Consumer consent (one of the key issues in the ACLU v. Clearview AI litigation) is something that has accumulated a bad vibe, if you will; it has become a joke. Overall, it is mistakenly awarded by courts and regulators with overly high importance when evaluating whether certain company actions can be considered “fair” (think of that in the context of an FTC perspective). Now, consumers have a poor track record (to say the least) of reading and understanding the terms and conditions that companies present to them.¹ This has led courts and regulators to take, generally speaking, a paternalistic view, finding that no valid consent was provided and invalidating the use sought by the company that collected the data.

Absent appropriate caution, courts and regulators asked to deal with powerful AI applications use of publicly available data may be tempted to automatically ascribe a higher value to it and impose post hoc restrictions. The problem with this is that meaningful consumer consent is unlikely going to get easier to obtain. AI applications, on the other hand, are only going to be more and more capable as time goes by. A default finding that latent data rights exist in data that was essentially carelessly dumped out of the car’s window is an ambitious and misguided post hoc regulatory approach.


1. There are many reasons for why this is so and I have proposed methods and structures that use AI-powered computational law applications that can help empower consumers to make better choices. See the Maximizing Representative Efficacy posts, starting with this one.

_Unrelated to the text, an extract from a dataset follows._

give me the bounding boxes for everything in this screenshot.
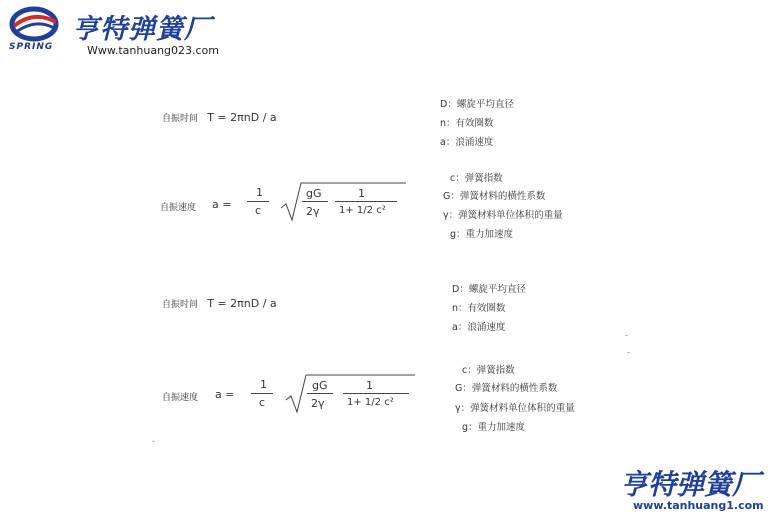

September 27, 2023: The number of copyright infringement lawsuits launching against OpenAI and other large language model (LLM) developers is related to the augmentation phenomena of AI. LLMs have a voracious appetite for data. But for the most part, the data that feeds chatbots like ChatGPT (based the GPT 3 and 4 LLM) is not the product of a license from the copyright owner. That’s a problem. Whether or not this copying activity is infringement is currently unsettled but if any of the lawsuits make it the entire way through the litigation process to a decision, there may yet be some guidance on that point. But let’s set that aside for a moment. The fact that these lawsuits are being filed against LLM developers serves illustrates the data augmentation phenomena at play: The value of the data is impacted (i.e., augmented) by the power of the technology that is applied on it. Data that was previously deemed unimportant by its owner suddenly becomes important and worth litigating over when it is exposed to AI.

May 23, 2022: Deep learning models can lead to unintended consequences. If this behavior cannot be controlled, appropriate remedies need to be in place to mitigate the harm, through, for example, XAI. A good example of how this comes about is available from a research paper recently published in The Lancet. It reports on a finding that AI models are finding undesirable information in x-ray image learning data sets, specifically the patient’s race. What makes this particularly perplexing is that it is unclear what information the AI is honing on in the image to arrive at this conclusion, in some cases with 90% accuracy. This ties in with the latent data value discussed above, where AI generates information from previously unidentified sources.